The second world war had a similar impact on shipping which again laid open the trade dependencies of Australia’s economy. Eventually, the financial cost of the war dwarfed the cost of the first world war, in one year alone the cost of the second world war was equal to the whole cost of the first world war. Working together, government and business were able to effectively respond to the country’s financial and logistical needs during the war. The government established strong controls over the economy, redirecting resources, raising war loans, and expanding private industry. As director of rationing, Herbert Cole ‘Nugget’ Coombs and Sir Roland Wilson, as secretary of the Department of Labour and National Service, both played important roles.
Believing Trump’s idea that our relationship with the United States will be, as Trump said, ‘perfect’ would be a wilful misunderstanding of not just Trump but also of the history of the United States. Already, given Trump’s bromances with powerful tech billionaires, there are questions about tariffs as a result of Labor’s proposed social media ban. If Barack Obama can ask an Australian Prime Minister to stop sending iron ore to China the mind boggles at what Donald Trump might ask. And it was only after Pearl Harbour that the United States fully moved away from an isolationist foreign policy.
In an interview with Sky News Australia, Mr Hockey claimed the former President asked him and then-Prime Minister Tony Abbott to stop sending iron ore to China.
‘I said to the Secretary of the US Treasury, “Are you going to buy our iron ore?” Of course, they weren’t.
‘For me, it was pretty hypocritical. Because the US wasn’t stopping its own sales to China, but they wanted us to try and pull back if not stop.’

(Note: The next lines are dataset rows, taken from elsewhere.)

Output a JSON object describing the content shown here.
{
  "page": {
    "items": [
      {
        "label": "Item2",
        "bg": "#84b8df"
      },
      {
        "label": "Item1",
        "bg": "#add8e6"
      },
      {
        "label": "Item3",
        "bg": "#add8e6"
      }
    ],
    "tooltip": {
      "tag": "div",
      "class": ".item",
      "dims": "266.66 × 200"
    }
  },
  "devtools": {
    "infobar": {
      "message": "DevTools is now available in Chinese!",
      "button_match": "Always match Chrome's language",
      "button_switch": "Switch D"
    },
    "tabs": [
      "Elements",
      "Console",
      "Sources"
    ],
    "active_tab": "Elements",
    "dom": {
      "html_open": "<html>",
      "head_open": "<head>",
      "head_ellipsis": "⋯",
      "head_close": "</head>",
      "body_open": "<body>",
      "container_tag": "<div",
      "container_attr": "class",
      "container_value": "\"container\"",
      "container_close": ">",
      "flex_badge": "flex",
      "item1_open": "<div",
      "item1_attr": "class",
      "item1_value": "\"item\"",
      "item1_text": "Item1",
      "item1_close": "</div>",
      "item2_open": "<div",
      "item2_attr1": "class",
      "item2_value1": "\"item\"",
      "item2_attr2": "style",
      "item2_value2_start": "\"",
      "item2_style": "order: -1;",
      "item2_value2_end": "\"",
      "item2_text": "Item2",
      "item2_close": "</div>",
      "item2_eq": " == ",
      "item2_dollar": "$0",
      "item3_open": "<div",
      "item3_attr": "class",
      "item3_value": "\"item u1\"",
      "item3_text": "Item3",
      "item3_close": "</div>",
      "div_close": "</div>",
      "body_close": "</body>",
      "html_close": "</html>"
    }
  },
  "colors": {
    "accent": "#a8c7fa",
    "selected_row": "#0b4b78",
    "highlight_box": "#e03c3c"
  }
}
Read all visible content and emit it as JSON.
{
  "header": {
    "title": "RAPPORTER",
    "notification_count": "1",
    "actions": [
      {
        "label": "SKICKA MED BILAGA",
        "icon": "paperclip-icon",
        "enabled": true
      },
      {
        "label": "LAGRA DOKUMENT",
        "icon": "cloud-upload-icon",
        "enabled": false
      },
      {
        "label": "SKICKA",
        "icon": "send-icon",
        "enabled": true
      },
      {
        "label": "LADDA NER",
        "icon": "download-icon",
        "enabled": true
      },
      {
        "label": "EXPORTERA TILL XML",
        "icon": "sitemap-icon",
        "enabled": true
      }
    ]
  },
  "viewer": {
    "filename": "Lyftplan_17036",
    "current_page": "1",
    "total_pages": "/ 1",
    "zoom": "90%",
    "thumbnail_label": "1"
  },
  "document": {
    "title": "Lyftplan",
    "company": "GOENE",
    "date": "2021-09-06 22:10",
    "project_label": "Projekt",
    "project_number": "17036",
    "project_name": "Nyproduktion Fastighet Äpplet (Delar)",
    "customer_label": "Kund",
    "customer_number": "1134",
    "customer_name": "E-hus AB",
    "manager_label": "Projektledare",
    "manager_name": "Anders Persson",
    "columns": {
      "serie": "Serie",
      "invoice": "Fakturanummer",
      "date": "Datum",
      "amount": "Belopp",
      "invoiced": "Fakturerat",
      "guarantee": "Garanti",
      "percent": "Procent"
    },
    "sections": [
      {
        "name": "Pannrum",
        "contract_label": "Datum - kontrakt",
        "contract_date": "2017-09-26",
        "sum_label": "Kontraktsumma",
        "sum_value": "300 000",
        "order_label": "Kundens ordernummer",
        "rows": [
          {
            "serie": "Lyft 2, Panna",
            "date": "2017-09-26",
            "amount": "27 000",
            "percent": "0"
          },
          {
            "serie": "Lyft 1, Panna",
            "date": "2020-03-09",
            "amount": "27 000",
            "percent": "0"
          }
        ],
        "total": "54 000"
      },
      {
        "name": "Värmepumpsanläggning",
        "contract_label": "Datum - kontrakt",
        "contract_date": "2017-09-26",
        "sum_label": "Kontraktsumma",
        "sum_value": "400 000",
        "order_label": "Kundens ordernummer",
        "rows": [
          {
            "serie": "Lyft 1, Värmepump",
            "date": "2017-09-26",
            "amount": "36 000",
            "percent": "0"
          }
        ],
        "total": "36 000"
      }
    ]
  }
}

Anthony Albanese is making some nice statements in about Australia’s commitment to free trade and also welcoming all those countries who may no longer be able to invest in the United States to think about investing here. But the fact that we are now standing cheek by jowl with China in doing this makes for strange bedfellows, especially considering the fun China had with us when it imposed tariffs of one form or another, one as high as 200 per cent, on barley, beef, timber, wine, lobster coal, cotton, and copper. It’s an understatement to say it will be difficult to maintain trade with our biggest trade partner, China, but at the same avoid aggravating most important military ally, the United States.
Taking a leaf from experiences in both world wars when circumstances forced us into focusing on our industrial and manufacturing base the Labor government in 2023 launched the National Reconstruction Fund Corporation. The NRFC will ‘provide finance in the form of debt, equity and guarantees to support Australian projects that drive high-value industry transformation’. In this it has two jobs, firstly to distinguish which are high-value industries and secondly to ensure they bring the electorate along with them. In the latter, they are clearly failing. For some time, they have failed to persuade people of the benefits of high employment versus high inflation and now they are failing to reassure the electorate of their intentions regarding institutions like Future Fund and Australia’s big super funds. That in the midst of these failures, they are also confronted with deteriorating strategic circumstances, something the electorate is well aware of, makes their job even more difficult. They have a lot of fancy footwork to do in the next five months if they want to avoid being a minority government, or worse, being in the opposition.